On a different note, PfSPZ Challenge could, itself, become a component of a vaccine. The same authors from Radboud University Nijmegen Medical Center (RUNMC) recently showed that high-level sustained protective immunity to P. falciparum infection (up to 28 months) could be induced through immunization by the bites of infected mosquitoes under cover of chloroquine chemoprophylaxis.4,16 Clinical trial testing of this model, with exposure to infected mosquito bites replaced by PfSPZ Challenge, is in progress.

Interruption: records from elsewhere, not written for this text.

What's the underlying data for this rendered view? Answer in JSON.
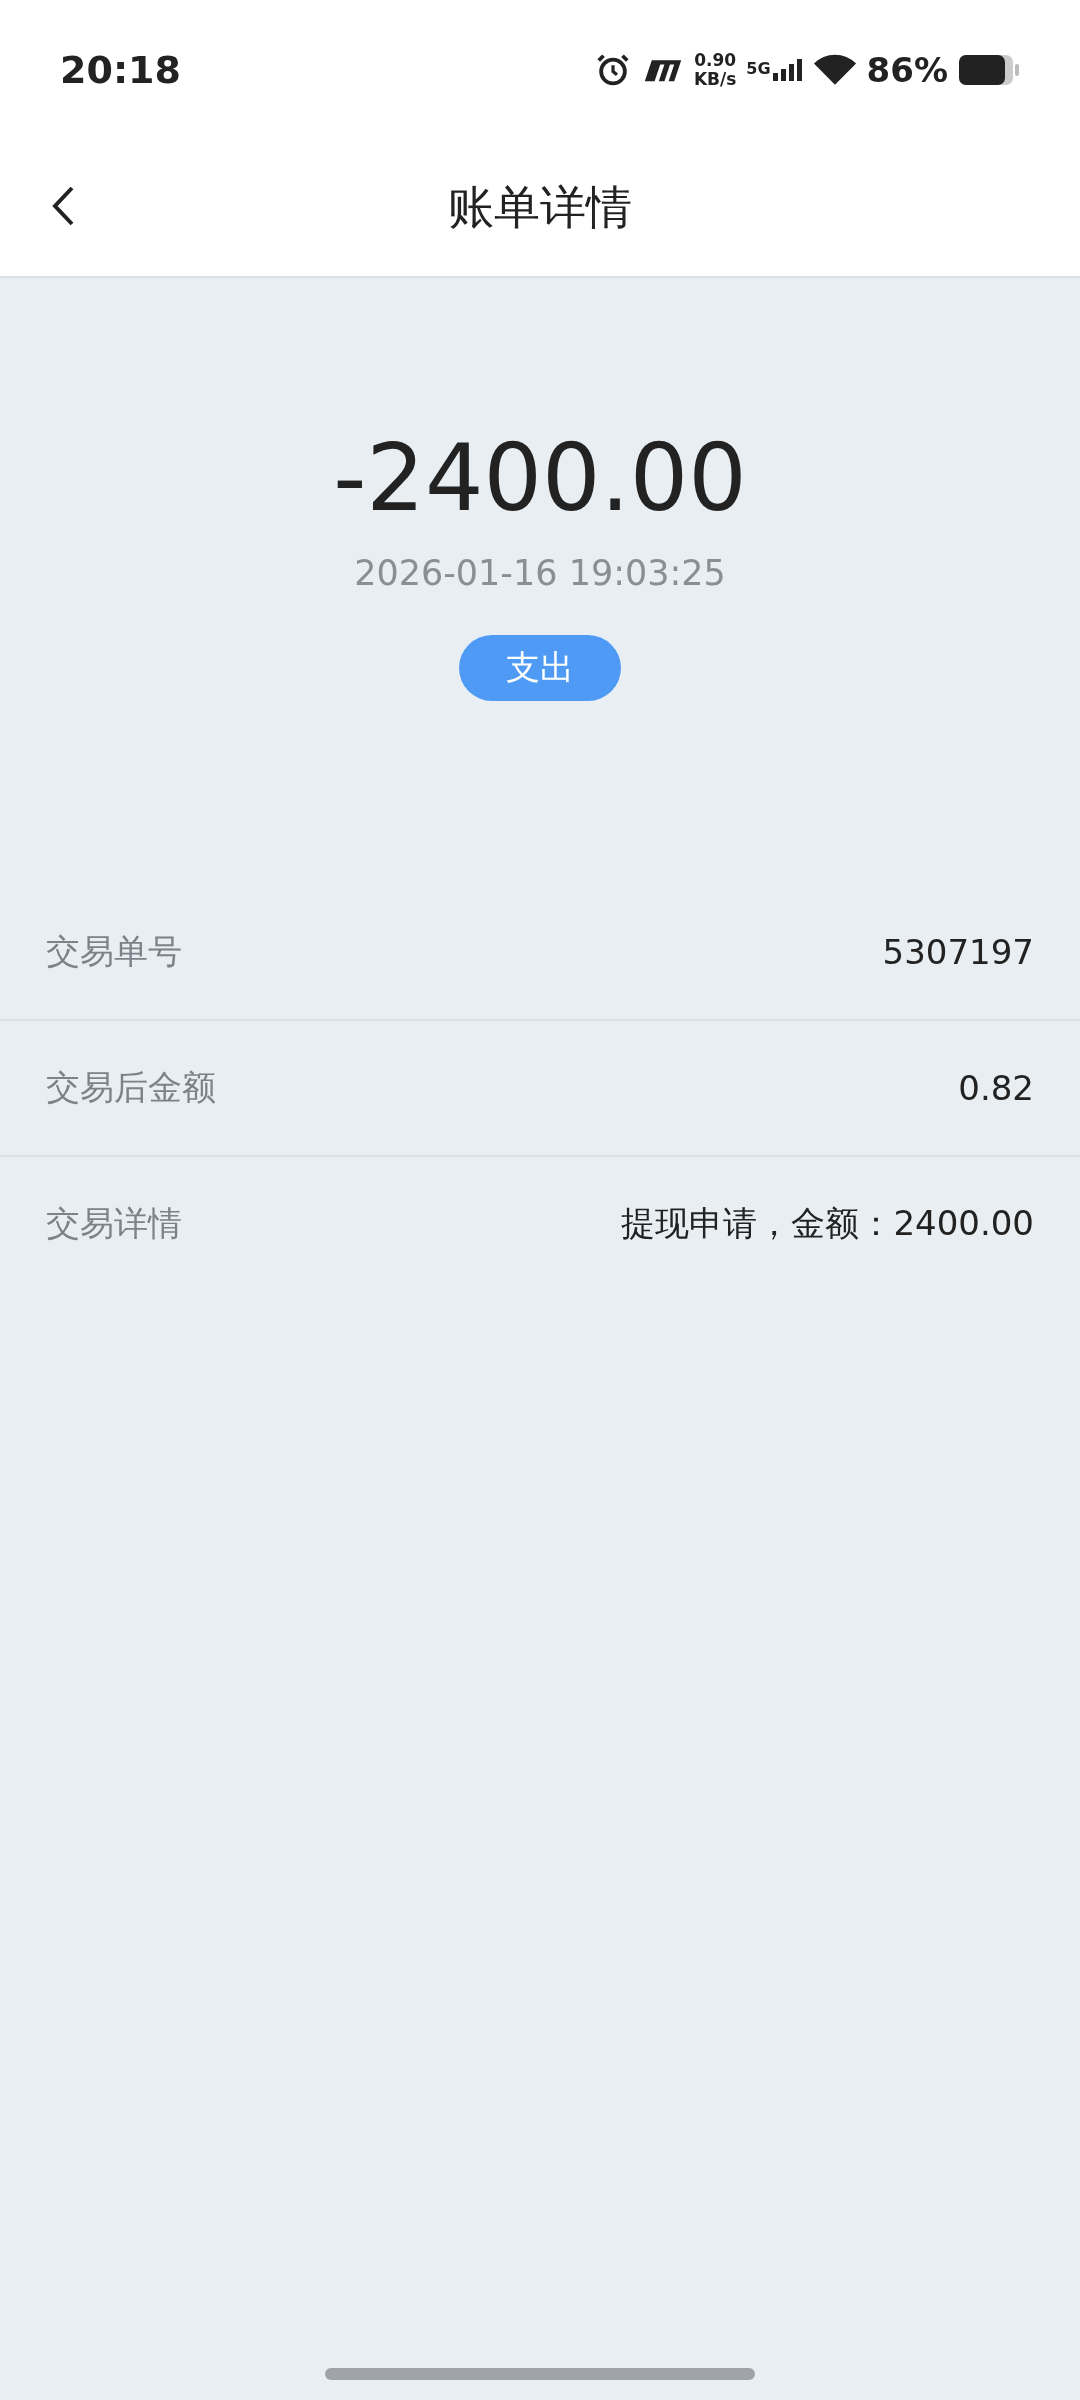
{
  "status_bar": {
    "time": "20:18",
    "net_speed_value": "0.90",
    "net_speed_unit": "KB/s",
    "network_type": "5G",
    "battery_percent": "86%"
  },
  "header": {
    "title": "账单详情"
  },
  "summary": {
    "amount": "-2400.00",
    "datetime": "2026-01-16 19:03:25",
    "tag": "支出"
  },
  "details": [
    {
      "label": "交易单号",
      "value": "5307197"
    },
    {
      "label": "交易后金额",
      "value": "0.82"
    },
    {
      "label": "交易详情",
      "value": "提现申请，金额：2400.00"
    }
  ]
}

Finally, the research being conducted on PfSPZ Challenge is central to the development of a whole organism malaria vaccine, regardless of whether the parasite is attenuated by radiation, genetic modification, or concurrent chemoprophylaxis. The whole organism approach is believed by many to be the only strategy that can generate high-level, sustained sterile protection against infection and that can be used for eradication. It has now been over 40 years since the first clinical trials demonstrated complete protection generated by exposure to mosquitoes carrying irradiated sporozoites.17–19 It was recently shown that humans could be immunized safely with the PfSPZ Vaccine (aseptic, radiation-attenuated, purified, vialed, cryopreserved P. falciparum sporozoites) with some level of (albeit suboptimal) immunogenicity and efficacy.20 The current publication by Roestenberg and others provides data that conclusively demonstrates that the technology upon which this approach is built . Aseptic, purified, vialed, cryopreserved sporozoites can reach and infect liver cells. Furthermore, in the case of PfSPZ Challenge, they can develop in hepatocytes and erythrocytes to normally functioning merozoites.

Nevertheless, this study by Roestenberg and colleagues is just a first step. The next hurdle will be to optimize the administration of PfSPZ Challenge and demonstrate that healthy adult subjects can be consistently and reliably infected by the parenteral route, taking the result of 5/6 subjects infected per group to 100% infectivity with a pre-patent period similar to that achieved with exposure to five infected mosquitoes. Animal models indicate that the optimal route for both PfSPZ Challenge and the PfSPZ Vaccine is intravenous administration.20 A dose-escalation trial of PfSPZ Challenge administered IV is now in progress and results are eagerly awaited; an IV trial of the PfSPZ Vaccine is also in progress. If IV PfSPZ Challenge is shown to safely and reproducibly infect subjects, it will be another giant step forward. Meanwhile, investigators are continuing to try to optimize non-IV routes and methods of administration, including microneedle array. Murine studies indicate that multiple injections with smaller volumes may be optimal.21 Once optimal IV and non-IV regimens are established, it will be important to compare IV and non-IV administration of PfSPZ Challenge with mosquito bite administration in CHMI studies, particularly for vaccines designed to induce antibodies against sporozoites.

We are clearly entering a new and exciting era in which CHMI using injected sporozoites will be able to be used at clinical centers worldwide to rapidly and efficiently assess new malaria vaccines, drugs, and diagnostics, and naturally accquired immunity and innate resistance to malaria.